Dive Brief:
- One of the largest tank truck carriers in the United States violated federal law when it "applied its inflexible leave policy" to fire two employees with disabilities who had exhausted their medical leave, the U.S. Equal Employment Opportunity Commission alleged in a lawsuit.
- The EEOC says one of the company's employees, a Florida-based mechanic, needed additional leave beyond the 12 weeks allowed under the Family and Medical Leave Act (FMLA) to take care of a staph infection that required surgery. Another employee, a Houston-based truck driver, required additional leave because of complications from pneumonia. The workers were at home recovering when they received word that they had been fired, according to the federal agency. Both employees required "just a few more weeks of leave," EEOC said.
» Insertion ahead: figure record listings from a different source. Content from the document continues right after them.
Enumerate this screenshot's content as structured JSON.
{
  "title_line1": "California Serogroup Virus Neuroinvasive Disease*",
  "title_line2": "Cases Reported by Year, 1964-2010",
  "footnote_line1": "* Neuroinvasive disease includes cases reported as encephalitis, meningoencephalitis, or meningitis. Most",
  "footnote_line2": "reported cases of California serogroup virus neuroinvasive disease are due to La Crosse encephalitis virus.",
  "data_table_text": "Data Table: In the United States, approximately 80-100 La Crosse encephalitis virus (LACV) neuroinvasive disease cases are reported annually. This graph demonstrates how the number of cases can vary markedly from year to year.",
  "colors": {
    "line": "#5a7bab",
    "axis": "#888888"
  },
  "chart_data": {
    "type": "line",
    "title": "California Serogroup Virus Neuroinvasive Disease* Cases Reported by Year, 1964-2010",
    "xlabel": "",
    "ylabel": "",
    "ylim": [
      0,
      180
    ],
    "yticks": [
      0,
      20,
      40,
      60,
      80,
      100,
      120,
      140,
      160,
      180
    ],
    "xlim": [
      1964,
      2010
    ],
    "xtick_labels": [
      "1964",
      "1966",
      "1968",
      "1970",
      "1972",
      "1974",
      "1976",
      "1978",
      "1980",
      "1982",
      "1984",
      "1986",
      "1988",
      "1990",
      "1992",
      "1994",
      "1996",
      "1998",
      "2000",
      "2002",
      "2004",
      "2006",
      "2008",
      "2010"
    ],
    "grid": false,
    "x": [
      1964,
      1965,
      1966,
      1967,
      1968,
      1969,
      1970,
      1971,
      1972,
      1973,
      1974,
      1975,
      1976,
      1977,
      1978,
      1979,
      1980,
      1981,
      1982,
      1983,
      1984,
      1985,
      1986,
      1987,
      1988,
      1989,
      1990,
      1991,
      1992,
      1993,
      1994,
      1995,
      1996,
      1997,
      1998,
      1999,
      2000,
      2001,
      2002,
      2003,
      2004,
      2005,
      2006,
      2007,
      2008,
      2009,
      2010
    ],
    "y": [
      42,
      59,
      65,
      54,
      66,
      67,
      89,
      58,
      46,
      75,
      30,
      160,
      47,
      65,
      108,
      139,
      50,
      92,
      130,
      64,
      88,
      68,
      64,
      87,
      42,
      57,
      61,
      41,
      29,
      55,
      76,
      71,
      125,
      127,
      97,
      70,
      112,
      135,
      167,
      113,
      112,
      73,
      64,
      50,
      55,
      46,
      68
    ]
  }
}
- The alleged conduct violates the Americans with Disabilities Act (ADA), which protects employees from discrimination based on their abilities when they can perform the essential functions of their job with a reasonable accommodation, such as additional medical leave, EEOC said in court papers. The EEOC has asked for back pay, compensatory and punitive damages and injunctive relief.
Dive Insight:
Even when leave is provided as required by the FMLA and other applicable laws, the ADA may sometimes require additional leave as a reasonable accommodation. Several employers have recently been taken to court over inflexible leave policies:
- Earlier this year, employees sued United Airlines, claiming that its 100% healed return-to-work policy violated the ADA.
- The EEOC sued a Hawaiian cable provider last fall, claiming that it violated the ADA when it denied leave as an accommodation to customer service reps who had exhausted their FMLA leave.
- A Nevada gaming company paid $3.5 million last year to settle a lawsuit claiming that it violated the ADA by requiring workers with disabilities to be 100% healed before returning to work.
Employers have to modify policies that limit the amount of leave employees can take when a worker needs additional leave as a reasonable accommodation, the EEOC says in one of its publications, Employer-Provided Leave and the Americans with Disabilities Act. An employer is obligated to consider providing unpaid leave to a worker with a disability as a reasonable accommodation if the employee requires it, just as long as it does not create an undue hardship for the employer. This holds even when the worker has exhausted his or her leave, including leave exhausted under a workers' compensation program, the FMLA or leave provided by similar state and local laws, EEOC said.
However, the agency has noted that reasonable accommodation does not require an employer to provide additional paid leave beyond what it already provides as part of its paid leave policy.